Samanyolu, Andromeda ve Üçgen galaksileriyle birçok başka uydu galaksinin oluşturduğu gruba Yerel Grup deniyor. Üçgen galaksisinin Andromeda’nın uydu galaksisi de olabileceği ileri sürülüyor bu arada.

Samanyolu’nun da uydu galaksileri var. Bunlar, Yay Eliptik Cüce Galaksisi, Büyük Macellan Bulutu, Küçük Macellan Bulutu, Büyük Köpek Cüce Gökadası, Küçük Ayı Cüce Galaksisi, Ejderha Cüce Gökadası, Karina Cüce Gökadası, Altılık Cüce Galaksisi, Yontar Cüce Galaksisi, Ocak Cüce Gökadası, Aslan I, Aslan II, Büyük Ayı Cüce Galaksisi I ve Büyük Ayı Cüce Galaksisi II.

Epey de varmış.

Tam on milyon ışık yılı çapında bir grup bu. İşte bu “galaksi arkadaş grubu” Başak Süper grubuna doğru çekiliyor yani hareket ediyor. Hareket yerine “çekiliyor” demek lazım çünkü doğru sözcük bu. Başak Süper grubunun iki bine yakın galaksiden oluştuğu ve 110 milyon ışık yılı çapında olduğu tahmin ediliyor. Süper denmesinin nedeni de bu. Süper dediğime bakmayın onun da süperi var.

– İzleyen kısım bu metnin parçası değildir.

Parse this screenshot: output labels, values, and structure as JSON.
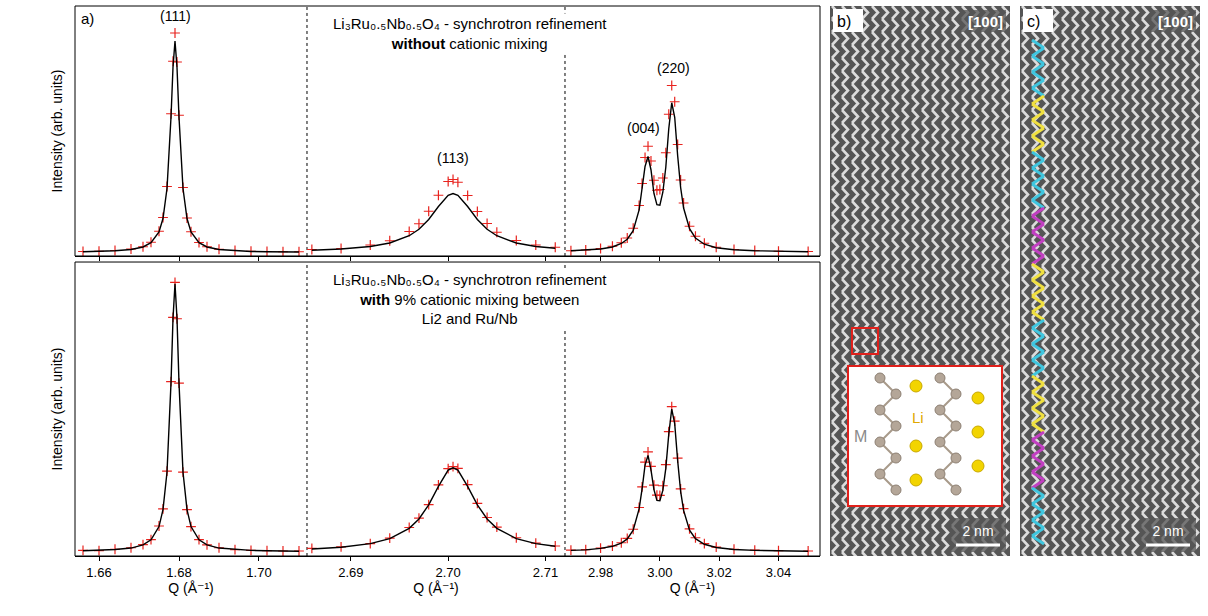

Yerel grubun Başak Süper Kümesi’ne doğru yolculuğundaki hızı saatte 2 milyon 250 bin km. Görüldüğü gibi kütle büyüdükçe hız da artıyor.

Başak Süper Kümesi ise daha da büyük ve Laniakea adlı bir dev grup tarafından çekiliyor. Buna da Büyük Çekici deniyor. Laniakea Hawai dilinde engin cennet anlamına geliyor. Başak Kümesi’nin Laniakea’ya doğru ne kadar hızla ilerlediğine ilişkin bir rakam bulamadım.

 

Dünya ve Jüpiter

 

Eski bilgilerimiz yerle yeksan oldu

Halbuki eskiden Büyük Patlama ile oluşan evrendeki galaksilerin birbirinden hızla uzaklaştığını sanıyorduk, bize böyle söylenmişti astronomlar tarafından, altmış, yetmiş yıllık bilgilerden söz ediyorum. Artık çok daha duyarlı teleskoplar ve kızılötesi kameralarla çalışılıyor ve hiç bilinmeyen galaksiler keşfedildiği gibi galaksi kümelerinin olduğu da ortaya çıktı.

Tüm galaksiler birbirinden uzaklaşmıyor. Galaksi kümeleri daha büyük kümelere doğru çekiliyor. Bu da evrenin yapısına uygun çünkü büyük çekim gücü olanlar daha küçük çekim gücü olanları çeker.

Çekim yasası diye bir şey var. Büyük kütleli olanlar daha büyük çekim kuvvetine sahip. Dünya Jüpiter’i çekemez çünkü onun onda biri çapa sahip, Jüpiter Dünya’yı çeker. Ama tabii Jüpiter’in on katı çapa sahip yıldızımız yani Güneş sistemin efendisi olduğu için o hepsi üzerinde bir çekim uyguluyor ve onları bugünkü gibi bir düzen içinde tutuyor.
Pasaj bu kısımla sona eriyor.